QuestionGenerator can come in handy if you want to use auto-suggested questions in your search app. You can run it in a pipeline or on its own. Learn how to use it.

The QuestionGenerator takes a Document as input and generates questions which it believes the Document can answer. This is almost the inverse of the Reader which takes a question and Documents as input and returns an Answer. QuestionGenerator models can be trained using question answering datasets.

Position in a PipelineAt the very beginning of a querying Pipeline



In Haystack, the term Generator by itself can sometimes be used to refer to an AnswerGenerator, but not a QuestionGenerator. The QuestionGenerator receives only Documents as input and returns questions as output while the Generator or AnswerGenerator classes are an alternative to the Reader.
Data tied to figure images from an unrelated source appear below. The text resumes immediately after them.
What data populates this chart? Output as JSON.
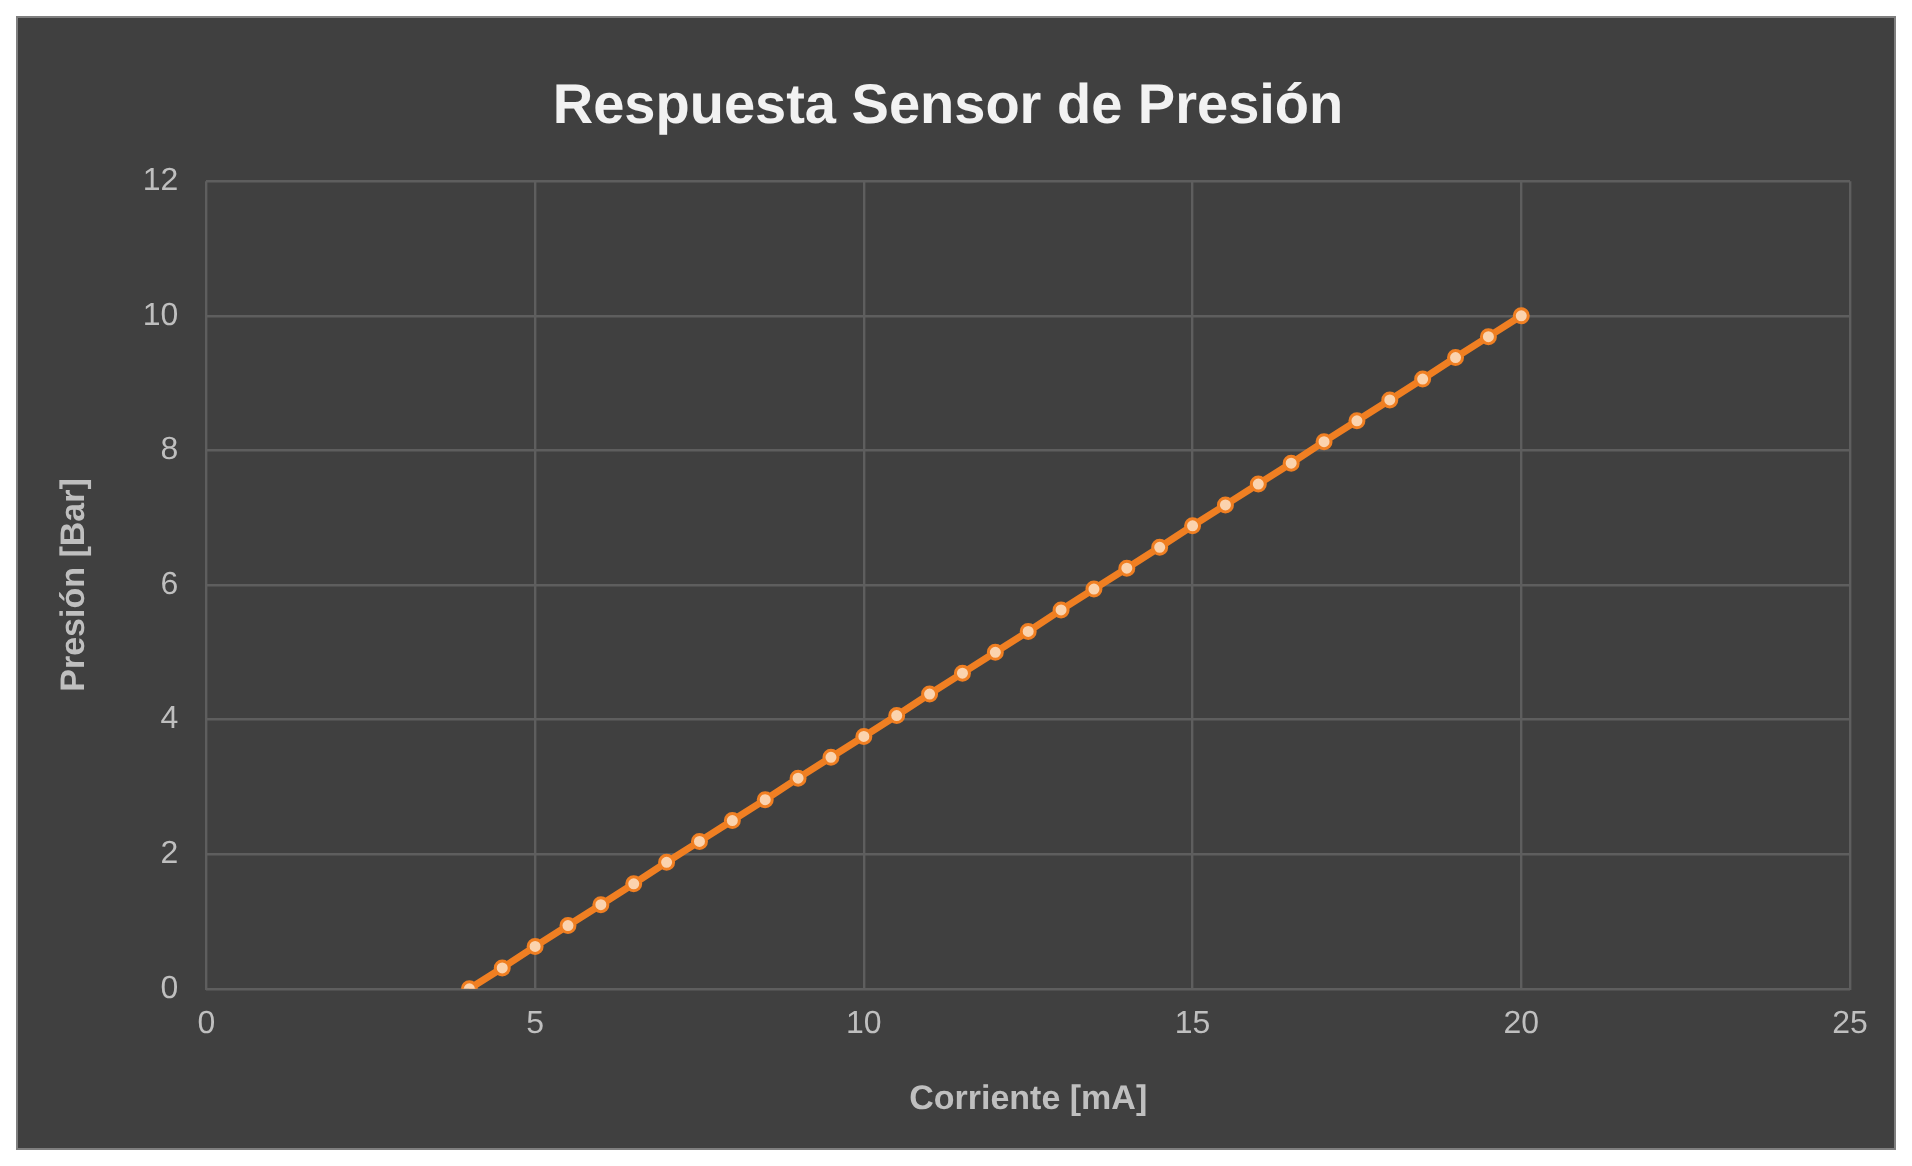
{
  "chart_data": {
    "type": "line",
    "title": "Respuesta Sensor de Presión",
    "xlabel": "Corriente [mA]",
    "ylabel": "Presión [Bar]",
    "x": [
      4,
      4.5,
      5,
      5.5,
      6,
      6.5,
      7,
      7.5,
      8,
      8.5,
      9,
      9.5,
      10,
      10.5,
      11,
      11.5,
      12,
      12.5,
      13,
      13.5,
      14,
      14.5,
      15,
      15.5,
      16,
      16.5,
      17,
      17.5,
      18,
      18.5,
      19,
      19.5,
      20
    ],
    "series": [
      {
        "color": "#f07f22",
        "values": [
          0,
          0.31,
          0.63,
          0.94,
          1.25,
          1.56,
          1.88,
          2.19,
          2.5,
          2.81,
          3.13,
          3.44,
          3.75,
          4.06,
          4.38,
          4.69,
          5,
          5.31,
          5.63,
          5.94,
          6.25,
          6.56,
          6.88,
          7.19,
          7.5,
          7.81,
          8.13,
          8.44,
          8.75,
          9.06,
          9.38,
          9.69,
          10
        ]
      }
    ],
    "xlim": [
      0,
      25
    ],
    "xticks": [
      0,
      5,
      10,
      15,
      20,
      25
    ],
    "ylim": [
      0,
      12
    ],
    "yticks": [
      0,
      2,
      4,
      6,
      8,
      10,
      12
    ],
    "grid": true,
    "marker": "circle",
    "line_style": "solid"
  }
}
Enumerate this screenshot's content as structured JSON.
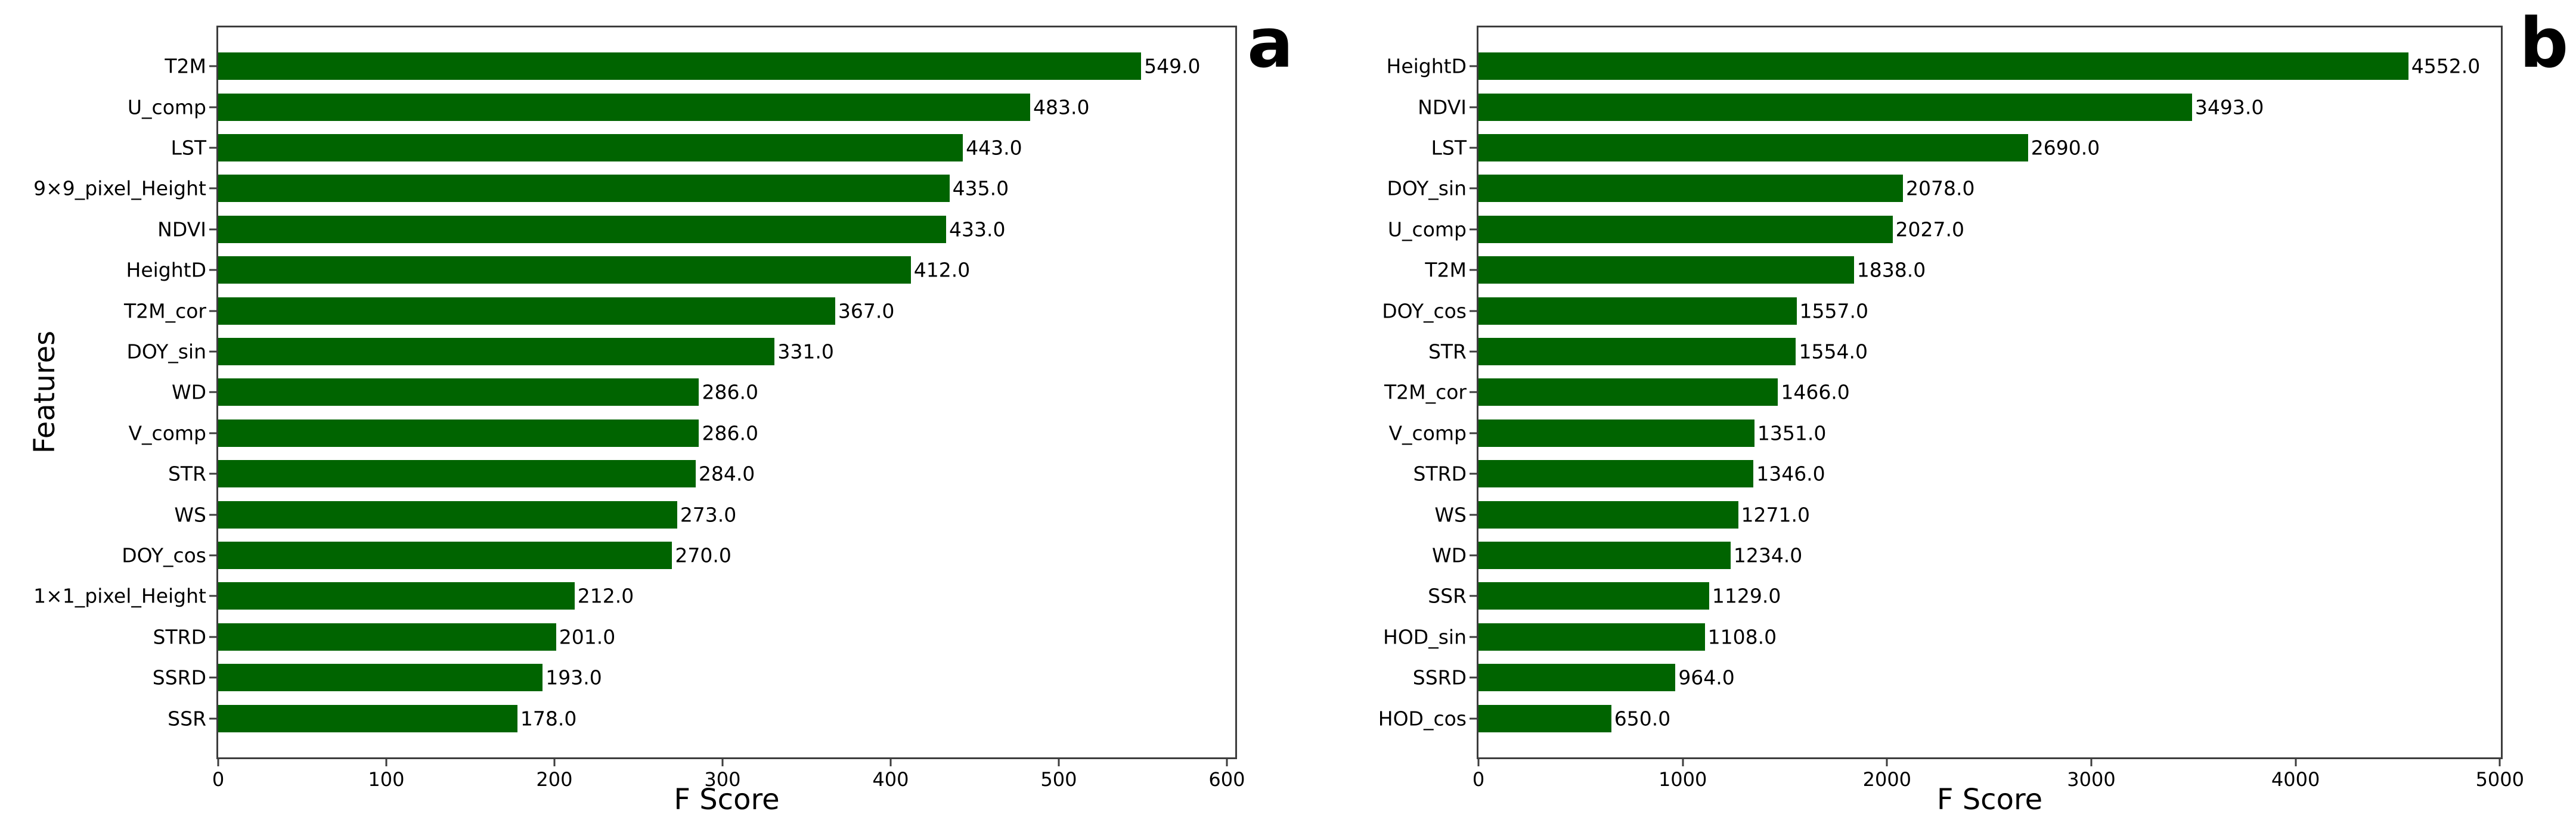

They take a question and Documents as input and return an answer.


To run a stand-alone QuestionGenerator:

from haystack.nodes import QuestionGenerator

text = """Python is an interpreted, high-level, general-purpose programming language. Created by Guido van Rossum
and first released in 1991, Python's design philosophy emphasizes code
readability with its notable use of significant whitespace."""

qg = QuestionGenerator()
result = qg.generate(text)

The output looks like this:

[' Who created Python?',
 ' When was Python first released?',
 " What is Python's design philosophy?"]

Ready-Made Pipelines

In Haystack, there are two pipeline configurations that are already encapsulated in its own class:

  • QuestionGenerationPipeline
  • QuestionAnswerGenerationPipeline

To learn more about these pipelines, have a look at Ready-Made Pipelines. To start using the pipelines, check out the Question Generation tutorial.

Use Case: Auto-Suggested Questions

Generated questions can help users find the information that they are looking for. Search engines now present auto-suggested questions to your top search results and even present suggested answers. It is possible to build the same functionality in Haystack using the QuestionGenerator.

After your Retriever has returned some candidate documents, you can run the QuestionGenerator to suggest more answerable questions. By presenting these generated questions to your users, you can give them a sense of other facts and topics that are present in the documents. You can go one step further by predicting answers to these questions with a Reader or Generator.

Use Case: Human in the Loop Annotation

A QuestionGenerator can enable different annotation workflows. For example, given a text corpus, you could use the QuestionGenerator to create questions, but you can also use then use a Reader to predict answers.

Correct QA pairs created in this manner might not be so effective in retraining your Reader model. However, correcting wrong QA pairs creates training samples that your model found challenging. These examples are likely to be impactful when it comes to retraining. This is also a quicker workflow than having annotators generate both a question and an answer.